Иоанн поспешно затащил связанных девушек в алтарь и запер литую решетку. Церковь наполнилась возбужденно галдящим народом, со двора тысяцкого торопились гриди. Было почти темно, в тесной церкви висел густым облаком разноголосый гомон, все расспрашивали друг друга, кричали, любопытствовали и возмущались. Все слышали крики о помощи и грабеже и четверых пойманных держали крепко. Только почтение к жилищу Бога удерживало белгородцев от того, чтобы сперва побить виноватых, а потом уж разбираться.
— Вот тати поганые! — обиженно вопил Сполох, рукавом размазывая по лицу кровь из разбитого носа и преувеличенно громко всхлипывая. — Шли мы с братом мимо церквы, глядим — двери отперты, те двое по образам шарят, каменья самоцветные в окладах ковыряют, челядинцы ихние стоят настороже. Нас увидали — и в драку, вон, замочникова сына побили!
Он указал на Радчу возле порога алтаря. Тот уже приподнялся и сел, поматывая длинноволосой растрепанной головой. Добыча протолкался через толпу и бросился к любимому сыну, неразборчиво каясь в неизвестных грехах.
— Все путем, батя, — бормотал Радча, оглушенный и удивленный, — до сих пор никто еще не поднимал на него руки. — Все твои сыновья живы-здоровы.
— Правду молвит отрок сей, — говорил тем временем Иоанн. — Замыслили сии злодеи черное дело, хотели обокрасть Божию церковь.

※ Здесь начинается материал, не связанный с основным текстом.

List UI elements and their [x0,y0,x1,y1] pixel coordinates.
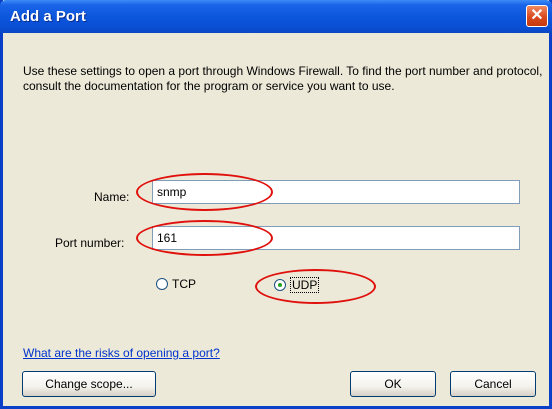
change-scope-button[interactable]: Change scope... [22,371,156,397]
close-icon: ✕ [530,7,544,24]
close-button[interactable]: ✕ [526,5,548,27]
name-highlight-ellipse [136,173,273,211]
title-bar[interactable]: Add a Port ✕ [0,0,552,33]
udp-highlight-ellipse [255,269,376,304]
dialog-title: Add a Port [10,8,86,25]
risks-link[interactable]: What are the risks of opening a port? [23,346,220,360]
port-highlight-ellipse [136,220,273,256]
cancel-button[interactable]: Cancel [450,371,536,397]
tcp-radio-circle [156,278,168,290]
description-text: Use these settings to open a port throug… [23,64,543,93]
tcp-radio[interactable]: TCP [156,277,196,291]
tcp-radio-label: TCP [172,277,196,291]
ok-button[interactable]: OK [350,371,436,397]
add-port-dialog: Add a Port ✕ Use these settings to open … [0,0,552,409]
port-number-label: Port number: [55,236,125,250]
name-label: Name: [94,190,130,204]
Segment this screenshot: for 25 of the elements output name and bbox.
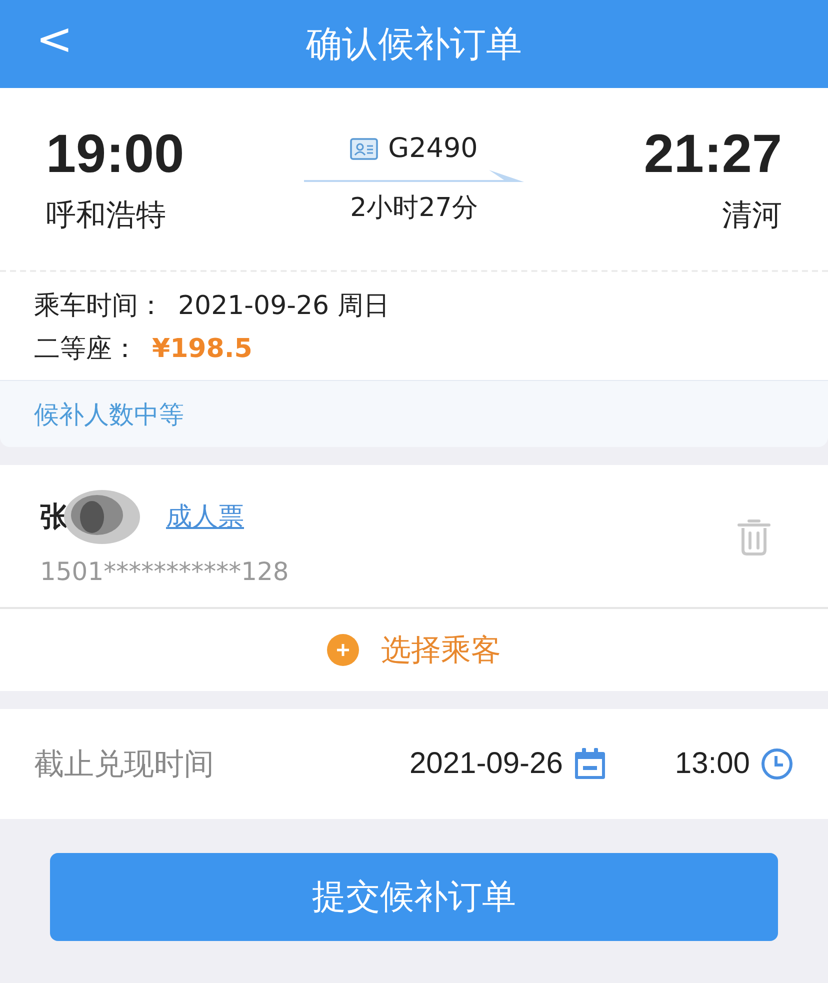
arrival-station: 清河 bbox=[722, 196, 782, 234]
ticket-price: ¥198.5 bbox=[152, 334, 252, 364]
page-title: 确认候补订单 bbox=[306, 22, 522, 66]
date-picker[interactable]: 2021-09-26 bbox=[409, 747, 607, 781]
plus-icon bbox=[327, 634, 359, 666]
passenger-name: 张 bbox=[40, 498, 68, 534]
departure-station: 呼和浩特 bbox=[46, 196, 167, 234]
arrival-time: 21:27 bbox=[644, 122, 782, 184]
info-label: 乘车时间： bbox=[34, 290, 164, 323]
submit-button[interactable]: 提交候补订单 bbox=[50, 853, 778, 941]
info-value: 2021-09-26 周日 bbox=[178, 290, 390, 323]
time-picker[interactable]: 13:00 bbox=[674, 747, 794, 781]
info-label: 二等座： bbox=[34, 333, 138, 366]
deadline-label: 截止兑现时间 bbox=[34, 746, 215, 784]
trip-duration: 2小时27分 bbox=[350, 192, 478, 225]
ticket-type-link[interactable]: 成人票 bbox=[166, 499, 244, 534]
departure-time: 19:00 bbox=[46, 122, 184, 184]
waitlist-hint: 候补人数中等 bbox=[34, 398, 184, 430]
back-button[interactable]: < bbox=[30, 14, 79, 65]
calendar-icon bbox=[572, 747, 607, 781]
clock-icon bbox=[760, 747, 794, 781]
train-number: G2490 bbox=[388, 133, 478, 164]
add-passenger-button[interactable]: 选择乘客 bbox=[0, 609, 828, 691]
id-card-icon bbox=[350, 138, 378, 160]
id-number: 1501***********128 bbox=[40, 556, 289, 586]
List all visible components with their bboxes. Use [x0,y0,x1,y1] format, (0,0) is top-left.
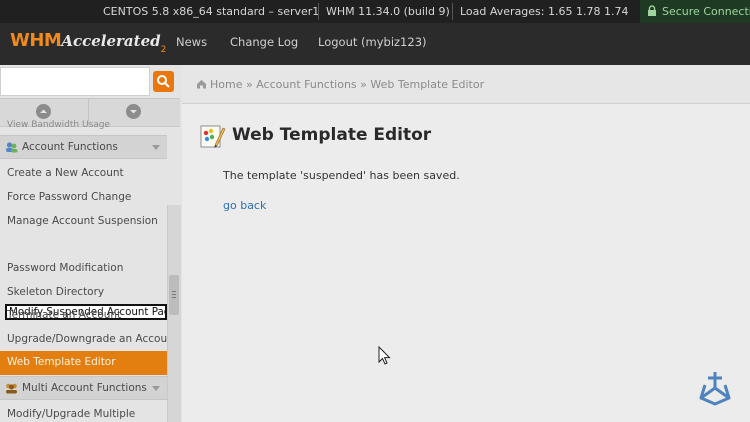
section-label: Multi Account Functions [22,382,147,394]
scroll-down-button[interactable] [124,102,144,122]
page-title: Web Template Editor [232,125,432,145]
sidebar-item-create-account[interactable]: Create a New Account [7,167,124,179]
mouse-cursor-icon [378,346,391,365]
whm-logo[interactable]: WHMAccelerated2 [10,30,166,58]
sidebar-section-account-functions[interactable]: Account Functions [0,135,167,159]
chevron-down-icon [152,145,160,150]
watermark-logo-icon [699,372,731,406]
sidebar-item-label: Web Template Editor [7,356,116,368]
sidebar-item-force-password-change[interactable]: Force Password Change [7,191,131,203]
breadcrumb-home[interactable]: Home [210,78,242,91]
sidebar-item-manage-account-suspension[interactable]: Manage Account Suspension [7,215,158,227]
chevron-up-icon [36,104,51,119]
breadcrumb-current: Web Template Editor [370,78,485,91]
breadcrumb: Home » Account Functions » Web Template … [196,78,484,91]
sidebar-item-modify-upgrade-multiple[interactable]: Modify/Upgrade Multiple [7,408,135,420]
logo-accelerated-text: Accelerated [61,32,161,50]
home-icon [197,80,206,89]
section-label: Account Functions [22,141,118,153]
sidebar-search-input[interactable] [0,67,150,96]
secure-connection-label: Secure Connectio [662,5,750,18]
breadcrumb-separator: » [360,78,367,91]
breadcrumb-account-functions[interactable]: Account Functions [256,78,356,91]
sidebar-item-terminate-account[interactable]: Terminate an Account [7,309,121,321]
nav-logout[interactable]: Logout (mybiz123) [318,35,427,49]
breadcrumb-bar: Home » Account Functions » Web Template … [182,65,750,104]
nav-change-log[interactable]: Change Log [230,35,298,49]
logo-version-text: 2 [160,45,167,55]
server-status-bar: CENTOS 5.8 x86_64 standard – server1 WHM… [0,0,750,23]
nav-news[interactable]: News [176,35,207,49]
sidebar-item-web-template-editor[interactable]: Web Template Editor [0,351,167,375]
sidebar-item-password-modification[interactable]: Password Modification [7,262,123,274]
header: WHMAccelerated2 News Change Log Logout (… [0,23,750,65]
status-divider [318,3,319,20]
search-button[interactable] [153,71,174,92]
chevron-down-icon [152,386,160,391]
status-divider [452,3,453,20]
server-os-info: CENTOS 5.8 x86_64 standard – server1 [103,5,320,18]
sidebar-item-view-bandwidth-usage[interactable]: View Bandwidth Usage [7,120,110,130]
sidebar-item-skeleton-directory[interactable]: Skeleton Directory [7,286,104,298]
sidebar-section-multi-account-functions[interactable]: Multi Account Functions [0,376,167,400]
template-editor-icon [200,125,226,148]
sidebar-scrollbar[interactable] [167,205,181,422]
secure-connection-badge: Secure Connectio [640,0,750,23]
chevron-down-icon [126,104,141,119]
save-confirmation-message: The template 'suspended' has been saved. [223,169,460,182]
load-averages: Load Averages: 1.65 1.78 1.74 [460,5,629,18]
users-icon [6,142,18,153]
multi-users-icon [6,383,17,394]
sidebar-item-upgrade-downgrade-account[interactable]: Upgrade/Downgrade an Account [7,333,178,345]
lock-icon [648,5,656,16]
search-icon [157,75,170,88]
whm-version: WHM 11.34.0 (build 9) [326,5,450,18]
breadcrumb-separator: » [245,78,253,91]
go-back-link[interactable]: go back [223,199,266,212]
scroll-up-button[interactable] [34,102,54,122]
scrollbar-thumb[interactable] [169,275,179,315]
main-content: Web Template Editor The template 'suspen… [182,104,750,422]
logo-whm-text: WHM [10,30,62,51]
sidebar: View Bandwidth Usage Account Functions C… [0,65,182,422]
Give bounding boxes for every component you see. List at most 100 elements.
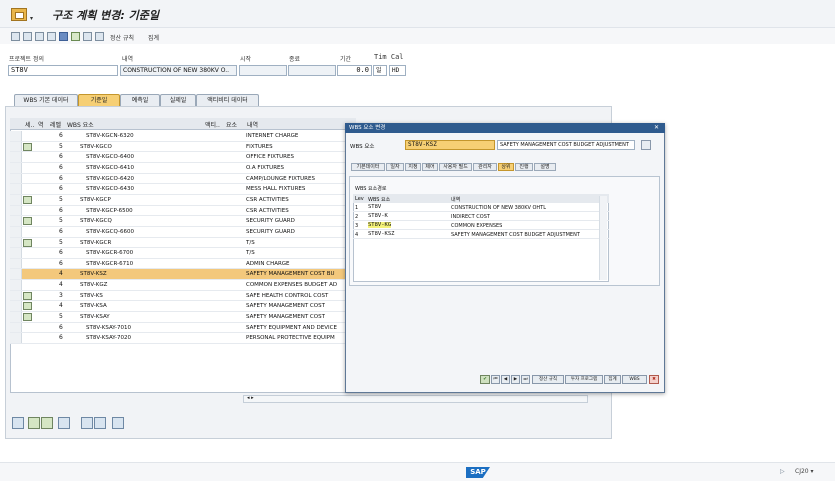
- tab-activity-data[interactable]: 액티비티 데이터: [196, 94, 259, 106]
- confirm-button[interactable]: ✔: [480, 375, 490, 384]
- tab-basic-dates[interactable]: 기준일: [78, 94, 120, 106]
- create-icon[interactable]: [11, 32, 20, 41]
- col-desc[interactable]: 내역: [247, 120, 258, 129]
- menu-arrow-icon[interactable]: ▾: [30, 15, 33, 22]
- element-icon[interactable]: [23, 142, 32, 151]
- table-row[interactable]: 6 ST8V-KGCO-6430 MESS HALL FIXTURES: [10, 184, 356, 195]
- total-dialog-button[interactable]: 집계: [604, 375, 621, 384]
- table-row[interactable]: 4 ST8V-KSZ SAFETY MANAGEMENT COST BU: [10, 269, 356, 281]
- element-icon[interactable]: [23, 291, 32, 300]
- path-table-row[interactable]: 2 ST8V-K INDIRECT COST: [353, 212, 609, 221]
- table-row[interactable]: 5 ST8V-KGCO FIXTURES: [10, 141, 356, 153]
- col-2[interactable]: 역: [38, 120, 44, 129]
- dialog-tab[interactable]: 사용자 필드: [439, 163, 472, 171]
- next-icon[interactable]: ▶: [511, 375, 520, 384]
- table-row[interactable]: 6 ST8V-KGCR-6710 ADMIN CHARGE: [10, 258, 356, 270]
- row-selector[interactable]: [10, 141, 22, 152]
- zoom-icon[interactable]: [12, 417, 24, 429]
- dialog-wbs-field[interactable]: ST8V-KSZ: [405, 140, 495, 150]
- menu-icon[interactable]: [11, 8, 27, 21]
- prev-icon[interactable]: ◀: [501, 375, 510, 384]
- play-icon[interactable]: ▷: [780, 468, 785, 475]
- delete-icon[interactable]: [35, 32, 44, 41]
- detail-icon[interactable]: [58, 417, 70, 429]
- close-icon[interactable]: ✕: [654, 124, 659, 131]
- dialog-tab[interactable]: 기본데이터: [351, 163, 385, 171]
- row-selector[interactable]: [10, 184, 22, 194]
- table-row[interactable]: 5 ST8V-KGCP CSR ACTIVITIES: [10, 194, 356, 206]
- settle-rule-button[interactable]: 정산 규칙: [110, 33, 134, 42]
- vertical-scrollbar[interactable]: [599, 196, 607, 280]
- info-row-icon[interactable]: [94, 417, 106, 429]
- element-icon[interactable]: [23, 238, 32, 247]
- dialog-tab[interactable]: 제어: [422, 163, 438, 171]
- horizontal-scrollbar[interactable]: [243, 395, 588, 403]
- dialog-tab[interactable]: 지정: [405, 163, 421, 171]
- scroll-left-right-icon[interactable]: ◂ ▸: [247, 395, 254, 401]
- table-icon[interactable]: [83, 32, 92, 41]
- wbs-dialog-button[interactable]: WBS: [622, 375, 647, 384]
- dialog-tab[interactable]: 진행: [515, 163, 533, 171]
- col-element[interactable]: 요소: [226, 120, 237, 129]
- tab-forecast-dates[interactable]: 예측일: [120, 94, 160, 106]
- row-selector[interactable]: [10, 322, 22, 333]
- row-selector[interactable]: [10, 131, 22, 141]
- table-row[interactable]: 6 ST8V-KGCO-6420 CAMP/LOUNGE FIXTURES: [10, 173, 356, 185]
- table-row[interactable]: 4 ST8V-KSA SAFETY MANAGEMENT COST: [10, 301, 356, 313]
- row-selector[interactable]: [10, 205, 22, 216]
- path-table-row[interactable]: 1 ST8V CONSTRUCTION OF NEW 380KV OHTL: [353, 203, 609, 212]
- row-selector[interactable]: [10, 258, 22, 269]
- dialog-tab[interactable]: 설명: [534, 163, 556, 171]
- row-selector[interactable]: [10, 290, 22, 301]
- row-selector[interactable]: [10, 269, 22, 280]
- first-icon[interactable]: ⏮: [491, 375, 500, 384]
- table-row[interactable]: 6 ST8V-KGCQ-6600 SECURITY GUARD: [10, 226, 356, 238]
- period-unit-field[interactable]: 일: [373, 65, 387, 76]
- row-selector[interactable]: [10, 216, 22, 226]
- start-field[interactable]: [239, 65, 287, 76]
- table-row[interactable]: 3 ST8V-KS SAFE HEALTH CONTROL COST: [10, 290, 356, 302]
- row-selector[interactable]: [10, 173, 22, 184]
- element-icon[interactable]: [23, 302, 32, 311]
- hierarchy-icon[interactable]: [71, 32, 80, 41]
- info-icon[interactable]: [59, 32, 68, 41]
- dialog-tab[interactable]: 관리자: [473, 163, 497, 171]
- tab-wbs-basic[interactable]: WBS 기본 데이터: [14, 94, 78, 106]
- row-selector[interactable]: [10, 333, 22, 344]
- project-def-field[interactable]: ST8V: [8, 65, 118, 76]
- element-icon[interactable]: [23, 313, 32, 322]
- table-row[interactable]: 6 ST8V-KGCN-6320 INTERNET CHARGE: [10, 131, 356, 142]
- table-row[interactable]: 6 ST8V-KGCO-6400 OFFICE FIXTURES: [10, 152, 356, 163]
- row-selector[interactable]: [10, 194, 22, 205]
- row-selector[interactable]: [10, 226, 22, 237]
- end-field[interactable]: [288, 65, 336, 76]
- table-row[interactable]: 6 ST8V-KSAY-7020 PERSONAL PROTECTIVE EQUIP…: [10, 333, 356, 345]
- detail-button-icon[interactable]: [641, 140, 651, 150]
- row-selector[interactable]: [10, 280, 22, 290]
- col-activity[interactable]: 액티..: [205, 120, 220, 129]
- settle-rule-dialog-button[interactable]: 정산 규칙: [532, 375, 564, 384]
- path-table-row[interactable]: 3 ST8V-KG COMMON EXPENSES: [353, 221, 609, 230]
- row-selector[interactable]: [10, 312, 22, 322]
- copy-icon[interactable]: [23, 32, 32, 41]
- timecal-field[interactable]: HD: [389, 65, 406, 76]
- period-field[interactable]: 0.0: [337, 65, 372, 76]
- dialog-tab[interactable]: 상위: [498, 163, 514, 171]
- element-icon[interactable]: [23, 217, 32, 226]
- cancel-button[interactable]: ✖: [649, 375, 659, 384]
- table-row[interactable]: 6 ST8V-KGCR-6700 T/S: [10, 248, 356, 259]
- invest-program-button[interactable]: 투자 프로그램: [565, 375, 603, 384]
- total-button[interactable]: 집계: [148, 33, 159, 42]
- row-selector[interactable]: [10, 301, 22, 312]
- col-wbs[interactable]: WBS 요소: [67, 120, 94, 129]
- table-row[interactable]: 5 ST8V-KSAY SAFETY MANAGEMENT COST: [10, 312, 356, 323]
- tcode-label[interactable]: CJ20 ▾: [795, 468, 814, 475]
- row-selector[interactable]: [10, 248, 22, 258]
- table-row[interactable]: 5 ST8V-KGCQ SECURITY GUARD: [10, 216, 356, 227]
- col-sel[interactable]: 세..: [25, 120, 34, 129]
- tab-actual-dates[interactable]: 실제일: [160, 94, 196, 106]
- trash-icon[interactable]: [112, 417, 124, 429]
- layout-icon[interactable]: [95, 32, 104, 41]
- table-row[interactable]: 6 ST8V-KGCO-6410 O.A FIXTURES: [10, 162, 356, 174]
- table-row[interactable]: 5 ST8V-KGCR T/S: [10, 237, 356, 249]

Пока все вопили, у него было время подумать. И купцами приходилось пожертвовать. Только выдуманное Сполохом сгоряча обвинение в воровстве позволяло объяснить все, не выдавая тайны подземного лаза и ночного похода в печенежский стан.
— К тысяцкому их! — галдели белгородцы. — Ишь чего захотели — наших богов обирать! К тысяцкому их да в поруб, а товар отобрать! Пойманы у места!
— Бери их! — велел гридям десятник Гомоня. Четырех татей поволокли из церкви к тысяцкому.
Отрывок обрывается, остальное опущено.